Where to open an HSA
More and more financial institutions are getting in on providing HSA services. Banks and Credit Unions are generally the deposit taking institutions that will provide an HSA. Selection criteria for an institution is the normal fees, investment options, customer service trifecta.
If you are making contributions through payroll deductions your employer will either have an account setup or tell you where to open the account at so they can deposit the deductions for you. Many employers will cover the monthly fees for having the account open. If you are shopping around and opening an HSA yourself on your own behalf watch out for monthly account fees.
Most HSA accounts will require that you keep a certain amount of the balance in cash. But the rest can be invested. With my current account I have to keep a cash balance of $500 in cash in the account and everything else is automatically swept into an S&P 500 Index fund. Most accounts don’t offer a full brokerage window like you can find in some IRA accounts. The investment menu for most HSA accounts is more similar to the number of options offered in most 401k accounts.

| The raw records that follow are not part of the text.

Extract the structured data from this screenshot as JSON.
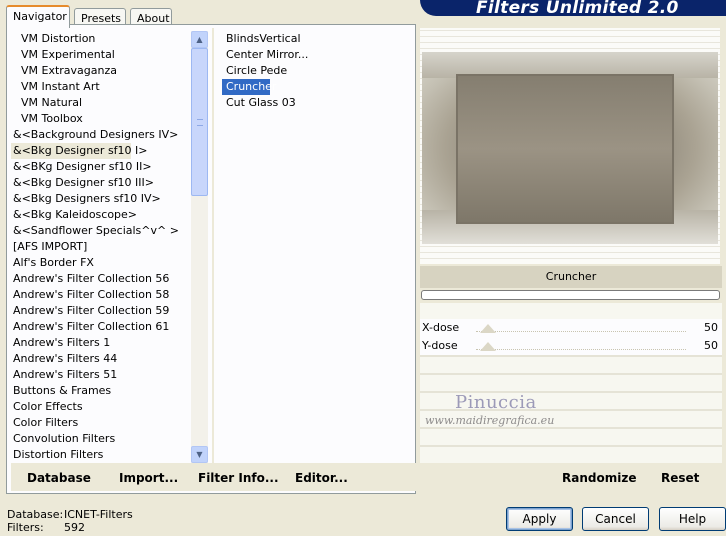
{
  "tabs": [
    "Navigator",
    "Presets",
    "About"
  ],
  "header_title": "Filters Unlimited 2.0",
  "categories": [
    "VM Distortion",
    "VM Experimental",
    "VM Extravaganza",
    "VM Instant Art",
    "VM Natural",
    "VM Toolbox",
    "&<Background Designers IV>",
    "&<Bkg Designer sf10 I>",
    "&<BKg Designer sf10 II>",
    "&<Bkg Designer sf10 III>",
    "&<Bkg Designers sf10 IV>",
    "&<Bkg Kaleidoscope>",
    "&<Sandflower Specials^v^ >",
    "[AFS IMPORT]",
    "Alf's Border FX",
    "Andrew's Filter Collection 56",
    "Andrew's Filter Collection 58",
    "Andrew's Filter Collection 59",
    "Andrew's Filter Collection 61",
    "Andrew's Filters 1",
    "Andrew's Filters 44",
    "Andrew's Filters 51",
    "Buttons & Frames",
    "Color Effects",
    "Color Filters",
    "Convolution Filters",
    "Distortion Filters"
  ],
  "selected_category": "&<Bkg Designer sf10 I>",
  "filters": [
    "BlindsVertical",
    "Center Mirror...",
    "Circle Pede",
    "Cruncher",
    "Cut Glass 03"
  ],
  "selected_filter": "Cruncher",
  "links": {
    "database": "Database",
    "import": "Import...",
    "filter_info": "Filter Info...",
    "editor": "Editor..."
  },
  "preview": {
    "filter_name": "Cruncher"
  },
  "params": [
    {
      "label": "X-dose",
      "value": "50"
    },
    {
      "label": "Y-dose",
      "value": "50"
    }
  ],
  "watermark": {
    "name": "Pinuccia",
    "url": "www.maidiregrafica.eu"
  },
  "actions": {
    "randomize": "Randomize",
    "reset": "Reset"
  },
  "status": {
    "database_label": "Database:",
    "database_value": "ICNET-Filters",
    "filters_label": "Filters:",
    "filters_value": "592"
  },
  "buttons": {
    "apply": "Apply",
    "cancel": "Cancel",
    "help": "Help"
  },
  "colors": {
    "selection": "#316ac5",
    "header": "#0a246a",
    "tab_highlight": "#e68b2c"
  }
}
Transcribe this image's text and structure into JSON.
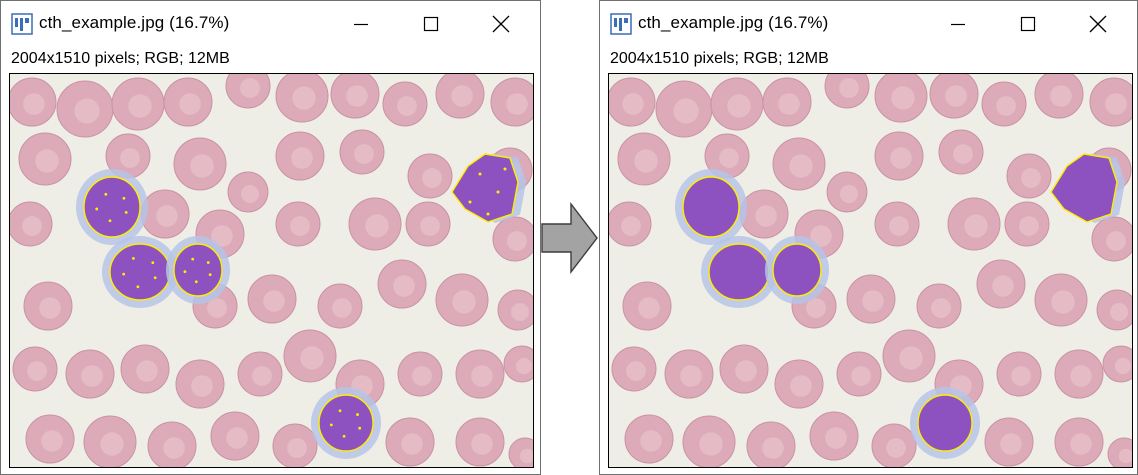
{
  "windows": [
    {
      "title": "cth_example.jpg (16.7%)",
      "info": "2004x1510 pixels; RGB; 12MB",
      "image_name": "blood-smear-with-selection-outlines"
    },
    {
      "title": "cth_example.jpg (16.7%)",
      "info": "2004x1510 pixels; RGB; 12MB",
      "image_name": "blood-smear-with-selection-outlines"
    }
  ],
  "controls": {
    "minimize": "minimize-icon",
    "maximize": "maximize-icon",
    "close": "close-icon"
  },
  "colors": {
    "background": "#eeeee6",
    "red_cell": "#dcaab8",
    "red_cell_center": "#e8c3cc",
    "nucleus": "#8e52c0",
    "cytoplasm": "#b6c4e6",
    "outline": "#ffee00",
    "arrow_fill": "#a3a3a3"
  },
  "arrow_icon": "right-arrow-icon"
}
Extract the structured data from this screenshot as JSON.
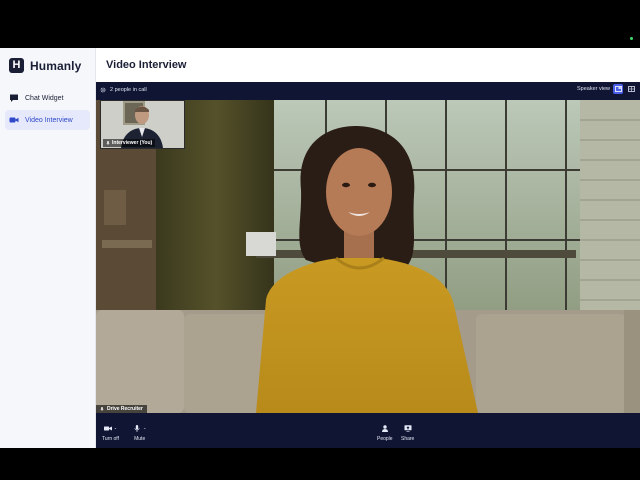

In a very similar manner to 401k and IRA accounts HSAs can be rolled over. If you find that your current provider is charging too high of a monthly fee, isn’t paying enough interest, has a poor selection of investment options, or just generally manages to earn your ire you can roll the HSA to a new provider. Most providers are ready and willing to assist in opening an account and funding it with a roll over from another provider. The handful of times I have done this it takes some phone calls and some paper work signing. It is less of a hassle than applying for a mortgage but more than just opening a checking account.
I make contributions to the HSA spread across the entire year instead of front loading. I do this because I make contributions through payroll deductions and that is just the way payroll is setup to process it. Spreading it out also makes sure that I haven’t over contributed in case I suddenly find myself no longer covered by the company provided HDHP plan.